The formula for “Anger Management” is so foolproof that the only way the filmmakers could screw it up is to add Madonna to the cast. I knew from watching the audience’s reaction to the coming attraction trailer that it was going to be a big hit.

Too bad the movie doesn’t live up to the trailer. Despite moments of outright hilarity, “Anger Management” could use some script management, another swipe or two to bring all of the elements together into a cohesive whole.

One of the rules of comedy is to cast against type, and that’s exactly what “Anger Management” does best, taking the usually abrasive Adam Sandler and turning him into a sad sap in desperate need of an image make-over. Sandler plays Dave Buiznik, a man beaten down by life. Working for a pet specialty company that makes, of all things, fat fashions for cats, Dave bottles up his emotions, even allowing others take credit for his ideas.

Dave is the human equivalent of a stick of dynamite with a wet wick, ready to explode but lacking the fuse. All that changes when Dave finds himself on a flight where he’s wrongly accused by an attendant of assault, leading to his arrest and eventual court ordered anger management. Like most of Sandler’s movies, it’s a contrived piece of business, the launching pad for bigger things to come.

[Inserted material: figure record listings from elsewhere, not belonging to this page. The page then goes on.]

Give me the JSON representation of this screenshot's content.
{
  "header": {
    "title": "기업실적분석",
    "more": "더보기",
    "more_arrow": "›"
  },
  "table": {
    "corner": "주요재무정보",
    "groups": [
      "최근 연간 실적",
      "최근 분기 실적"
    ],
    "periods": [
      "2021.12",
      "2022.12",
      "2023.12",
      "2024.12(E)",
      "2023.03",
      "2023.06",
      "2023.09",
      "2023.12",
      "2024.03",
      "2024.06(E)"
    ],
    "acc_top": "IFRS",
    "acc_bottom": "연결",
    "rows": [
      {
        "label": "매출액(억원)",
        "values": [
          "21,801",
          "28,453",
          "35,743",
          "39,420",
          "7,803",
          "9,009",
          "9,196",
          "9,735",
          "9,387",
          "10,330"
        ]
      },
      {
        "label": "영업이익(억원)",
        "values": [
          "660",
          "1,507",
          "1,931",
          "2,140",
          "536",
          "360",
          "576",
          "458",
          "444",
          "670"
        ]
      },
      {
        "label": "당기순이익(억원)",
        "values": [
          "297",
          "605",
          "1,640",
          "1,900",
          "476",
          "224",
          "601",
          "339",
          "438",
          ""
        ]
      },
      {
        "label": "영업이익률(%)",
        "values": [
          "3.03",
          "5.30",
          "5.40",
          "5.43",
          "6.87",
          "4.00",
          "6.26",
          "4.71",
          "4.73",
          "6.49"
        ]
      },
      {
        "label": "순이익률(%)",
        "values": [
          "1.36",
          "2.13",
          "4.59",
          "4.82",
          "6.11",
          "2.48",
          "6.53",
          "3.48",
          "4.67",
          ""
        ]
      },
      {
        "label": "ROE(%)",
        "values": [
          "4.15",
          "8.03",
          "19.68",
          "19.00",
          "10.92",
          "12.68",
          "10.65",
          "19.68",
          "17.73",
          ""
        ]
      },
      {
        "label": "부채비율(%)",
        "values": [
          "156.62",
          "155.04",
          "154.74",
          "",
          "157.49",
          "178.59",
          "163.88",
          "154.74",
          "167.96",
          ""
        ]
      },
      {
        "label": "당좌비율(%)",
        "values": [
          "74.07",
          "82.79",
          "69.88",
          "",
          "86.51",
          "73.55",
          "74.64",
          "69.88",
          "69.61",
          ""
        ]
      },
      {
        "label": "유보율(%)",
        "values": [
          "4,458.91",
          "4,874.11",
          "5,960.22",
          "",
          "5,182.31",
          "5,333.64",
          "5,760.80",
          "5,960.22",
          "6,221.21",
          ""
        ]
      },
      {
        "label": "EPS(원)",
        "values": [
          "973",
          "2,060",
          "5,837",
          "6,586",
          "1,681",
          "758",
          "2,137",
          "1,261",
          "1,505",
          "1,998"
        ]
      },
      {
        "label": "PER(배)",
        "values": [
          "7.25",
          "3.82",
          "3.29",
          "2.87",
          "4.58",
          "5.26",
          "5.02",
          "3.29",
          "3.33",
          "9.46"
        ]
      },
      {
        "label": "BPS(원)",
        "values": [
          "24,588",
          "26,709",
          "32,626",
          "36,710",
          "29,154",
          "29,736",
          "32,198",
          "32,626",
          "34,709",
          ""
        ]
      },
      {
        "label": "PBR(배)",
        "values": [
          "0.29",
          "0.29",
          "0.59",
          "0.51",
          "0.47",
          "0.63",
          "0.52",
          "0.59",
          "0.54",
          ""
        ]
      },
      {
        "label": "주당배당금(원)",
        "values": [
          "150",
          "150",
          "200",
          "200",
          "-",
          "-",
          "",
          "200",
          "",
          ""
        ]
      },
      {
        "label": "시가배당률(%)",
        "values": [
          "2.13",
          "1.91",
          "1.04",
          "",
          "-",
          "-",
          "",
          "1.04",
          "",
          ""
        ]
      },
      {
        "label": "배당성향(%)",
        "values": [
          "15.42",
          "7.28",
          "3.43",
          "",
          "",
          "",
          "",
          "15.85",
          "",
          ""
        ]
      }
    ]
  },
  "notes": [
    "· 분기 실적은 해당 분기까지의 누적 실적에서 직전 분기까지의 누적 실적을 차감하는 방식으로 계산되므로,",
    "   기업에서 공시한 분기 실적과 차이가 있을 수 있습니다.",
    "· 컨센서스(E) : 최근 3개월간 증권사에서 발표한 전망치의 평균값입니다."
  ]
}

Those bigger things include becoming the ward of therapist Dr. Buddy Rydell (Jack Nicholson), who brings Dave into his fold, hoping to tap into his deeply buried resentment. When his experiment fails and Dave ends up facing more jail time, Rydell convinces the court that he can control his out-of-control client. The joke is on Dave, because if anyone needs “Anger Management,” it’s the good doctor.

Nicholson is a master of playing tightly wound, over-the-top characters, and is perfectly cast as Rydell, who pushes Dave so hard that he ends up creating a replica of himself.

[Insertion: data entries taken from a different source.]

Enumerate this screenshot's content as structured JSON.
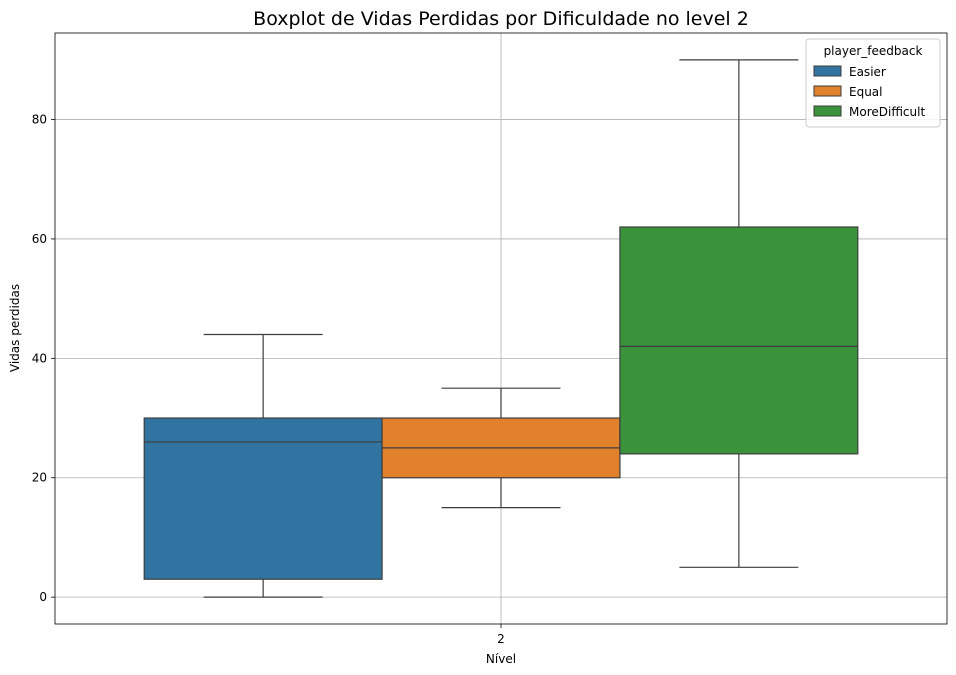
{
  "chart_data": {
    "type": "boxplot",
    "title": "Boxplot de Vidas Perdidas por Dificuldade no level 2",
    "xlabel": "Nível",
    "ylabel": "Vidas perdidas",
    "categories": [
      "2"
    ],
    "ylim": [
      -4.5,
      94.5
    ],
    "yticks": [
      0,
      20,
      40,
      60,
      80
    ],
    "grid": true,
    "legend": {
      "title": "player_feedback",
      "placement": "top-right"
    },
    "series": [
      {
        "name": "Easier",
        "color": "#3274a1",
        "whisker_low": 0,
        "q1": 3,
        "median": 26,
        "q3": 30,
        "whisker_high": 44
      },
      {
        "name": "Equal",
        "color": "#e1812c",
        "whisker_low": 15,
        "q1": 20,
        "median": 25,
        "q3": 30,
        "whisker_high": 35
      },
      {
        "name": "MoreDifficult",
        "color": "#3a923a",
        "whisker_low": 5,
        "q1": 24,
        "median": 42,
        "q3": 62,
        "whisker_high": 90
      }
    ]
  }
}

Both Sandler and Nicholson are coming off career high points, Sandler in Paul Thomas Anderson’s “Punch Drunk Love,” and Nicholson in “About Schmidt.” It’s a step down for both, but “Anger Management” isn’t a total disaster.

Writer David Dorfman fills the film with some choice moments of comic insanity, balanced every now and then with earnest attempts at making the characters more human than cartoon. Sandler and Nicholson are professional enough to see the peaks and reach for them, even if director Peter Segal seems content letting them wallow in the valleys of vapidity.

Segal directs the film like a comedian, working too hard to get a laugh, when all he had to do is pull back and let the laughs flow. Sandler has proven that he can be a sap worth rooting for, but his transformation from unwelcome mat to full-fledged basket case goes beyond reason. It’s unfathomable that Dave could attract, much less, keep a girlfriend like Linda, played with bubbly infection by Marisa Tomei. You feel sorry for Tomei, her character is nothing more than a plot device to fuel lame jokes.

The film features a multitude of showy cameos, one-joke walk-ons designed to elicit laughs, but is tossing tennis bad boy John McEnroe into the mix as an angry man really that funny? John Turturro and Luis Guzman fare better as two of Rydell’s patients assigned to help Dave reach his potential.

None of this really matters, because audiences could care less. They want to see Sandler and Nicholson act like Beavis and Butthead, and with that criteria, they won’t be disappointed.

PAIR OF JOKERS

Nicholson, Sandler deal with their “Anger”

ANGER MANAGEMENT

Adam Sandler, Jack Nicholson, Marisa Tomei, Luis Guzman, Allen Covert, Lynne Thigpen. Directed by Peter Segal. Rated PG-13. 101 Minutes.